L'Express du 08/11/2004
La Thaïlande sous haute tension
De notre correspondant Thierry Falise
La mort de manifestants musulmans après leur arrestation par les forces de l'ordre accroît les risques d'escalade dans le sud du pays
Le sud de la Thaïlande va-t-il devenir un nouveau foyer pour le radicalisme islamiste? La question, qui semblait hors de propos il y a quelques mois à peine, a été dramatiquement relancée après la mort, le 25 octobre, de près de 90 manifestants, dont 78 périrent étouffés dans les bennes des camions où ils avaient été entassés par des soldats. Depuis le début de l'année, une série d'actions violentes se sont produites dans les régions du Sud, où vivent la plupart des musulmans du pays - 8% de la population - faisant des centaines de victimes.
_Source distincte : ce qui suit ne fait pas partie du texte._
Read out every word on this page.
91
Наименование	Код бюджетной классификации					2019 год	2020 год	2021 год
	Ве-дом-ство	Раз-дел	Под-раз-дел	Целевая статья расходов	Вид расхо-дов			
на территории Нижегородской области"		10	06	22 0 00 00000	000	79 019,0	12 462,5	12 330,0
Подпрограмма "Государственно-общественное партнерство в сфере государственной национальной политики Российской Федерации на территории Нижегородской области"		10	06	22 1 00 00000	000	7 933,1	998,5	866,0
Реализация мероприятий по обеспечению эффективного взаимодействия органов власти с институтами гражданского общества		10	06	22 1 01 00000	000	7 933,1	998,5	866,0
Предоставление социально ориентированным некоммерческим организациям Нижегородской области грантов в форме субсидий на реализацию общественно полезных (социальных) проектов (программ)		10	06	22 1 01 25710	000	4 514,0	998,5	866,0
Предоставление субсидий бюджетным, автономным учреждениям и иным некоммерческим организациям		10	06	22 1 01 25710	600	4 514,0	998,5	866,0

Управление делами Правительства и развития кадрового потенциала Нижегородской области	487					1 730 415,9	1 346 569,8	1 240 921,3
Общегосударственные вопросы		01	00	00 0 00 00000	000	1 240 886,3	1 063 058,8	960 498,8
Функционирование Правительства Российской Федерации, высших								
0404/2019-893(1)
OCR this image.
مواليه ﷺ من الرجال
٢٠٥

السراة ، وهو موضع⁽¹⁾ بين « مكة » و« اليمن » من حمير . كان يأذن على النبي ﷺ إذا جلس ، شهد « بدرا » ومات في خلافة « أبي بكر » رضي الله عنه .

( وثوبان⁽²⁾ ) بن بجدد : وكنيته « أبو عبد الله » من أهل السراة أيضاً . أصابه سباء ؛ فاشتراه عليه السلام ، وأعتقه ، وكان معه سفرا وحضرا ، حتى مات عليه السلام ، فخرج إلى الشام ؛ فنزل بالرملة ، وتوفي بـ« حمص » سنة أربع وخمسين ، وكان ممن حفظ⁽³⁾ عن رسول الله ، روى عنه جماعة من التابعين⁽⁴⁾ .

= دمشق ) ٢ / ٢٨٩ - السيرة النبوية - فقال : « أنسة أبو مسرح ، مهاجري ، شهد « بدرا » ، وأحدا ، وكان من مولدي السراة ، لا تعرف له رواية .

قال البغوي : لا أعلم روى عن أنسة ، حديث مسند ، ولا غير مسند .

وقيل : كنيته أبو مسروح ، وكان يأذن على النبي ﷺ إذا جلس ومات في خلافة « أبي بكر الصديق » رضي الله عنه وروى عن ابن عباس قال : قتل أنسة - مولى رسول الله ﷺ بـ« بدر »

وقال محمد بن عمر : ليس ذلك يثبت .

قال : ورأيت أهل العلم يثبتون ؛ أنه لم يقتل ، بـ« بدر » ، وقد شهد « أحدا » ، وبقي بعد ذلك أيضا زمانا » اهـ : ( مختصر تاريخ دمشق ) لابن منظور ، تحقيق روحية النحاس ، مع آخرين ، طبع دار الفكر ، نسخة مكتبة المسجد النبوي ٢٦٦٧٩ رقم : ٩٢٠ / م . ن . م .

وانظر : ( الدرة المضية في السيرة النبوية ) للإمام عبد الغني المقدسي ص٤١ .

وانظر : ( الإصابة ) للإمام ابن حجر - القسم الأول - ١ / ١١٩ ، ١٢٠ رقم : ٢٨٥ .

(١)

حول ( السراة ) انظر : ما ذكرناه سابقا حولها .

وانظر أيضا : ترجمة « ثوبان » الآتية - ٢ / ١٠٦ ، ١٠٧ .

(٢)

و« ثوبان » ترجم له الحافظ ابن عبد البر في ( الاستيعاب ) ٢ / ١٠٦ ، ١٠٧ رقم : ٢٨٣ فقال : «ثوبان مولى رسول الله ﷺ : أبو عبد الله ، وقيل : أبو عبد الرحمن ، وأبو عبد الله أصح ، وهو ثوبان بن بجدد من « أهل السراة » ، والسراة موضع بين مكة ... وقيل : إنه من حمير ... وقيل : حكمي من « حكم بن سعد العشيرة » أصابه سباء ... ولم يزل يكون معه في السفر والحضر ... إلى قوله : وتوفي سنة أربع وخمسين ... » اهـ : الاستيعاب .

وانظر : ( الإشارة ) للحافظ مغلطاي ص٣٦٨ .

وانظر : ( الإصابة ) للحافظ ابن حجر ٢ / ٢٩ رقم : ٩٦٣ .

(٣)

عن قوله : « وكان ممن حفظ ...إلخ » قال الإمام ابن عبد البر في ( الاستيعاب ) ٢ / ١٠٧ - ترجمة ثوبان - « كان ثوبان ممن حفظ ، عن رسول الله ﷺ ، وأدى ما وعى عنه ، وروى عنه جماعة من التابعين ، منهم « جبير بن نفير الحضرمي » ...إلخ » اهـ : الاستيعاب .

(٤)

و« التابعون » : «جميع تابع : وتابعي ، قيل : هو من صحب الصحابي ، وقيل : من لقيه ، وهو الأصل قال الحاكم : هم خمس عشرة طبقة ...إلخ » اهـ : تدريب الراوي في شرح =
Le gouvernement, après avoir affirmé que les auteurs de ces troubles étaient des «bandits» ou des «trafiquants de drogue», dénonce aujourd'hui les milieux séparatistes musulmans. Tandis qu'une partie de la presse, contrôlée par le pouvoir, y voit la main d'organisations terroristes islamistes étrangères. Cette dernière hypothèse est peu vraisemblable. Les islamistes - notamment ceux de la Jamaa Islamiya indonésienne - qui utilisent la Thaïlande comme base arrière, ou pour se procurer des armes, n'ont aucun intérêt à y faire monter la tension. En revanche, il pourrait s'agir de règlements de comptes entre les mafias qui contrôlent l'économie de la région. Et il n'est pas exclu que certaines exactions soient le fait de l'armée, frustrée d'avoir perdu une grande partie de son influence depuis qu'en 2002 le Premier ministre thaï, Thaksin Shinawatra, a conféré davantage de pouvoirs à la police.
Ce dernier a, en tout cas, choisi de répondre par la force. Mais l'accumulation des dérapages - la tragédie du 25 octobre fait suite à la mort, en avril dernier, de 32 hommes lors de l'assaut d'une mosquée - risque de radicaliser une population qui a depuis toujours le sentiment d'être ostracisée par Bangkok.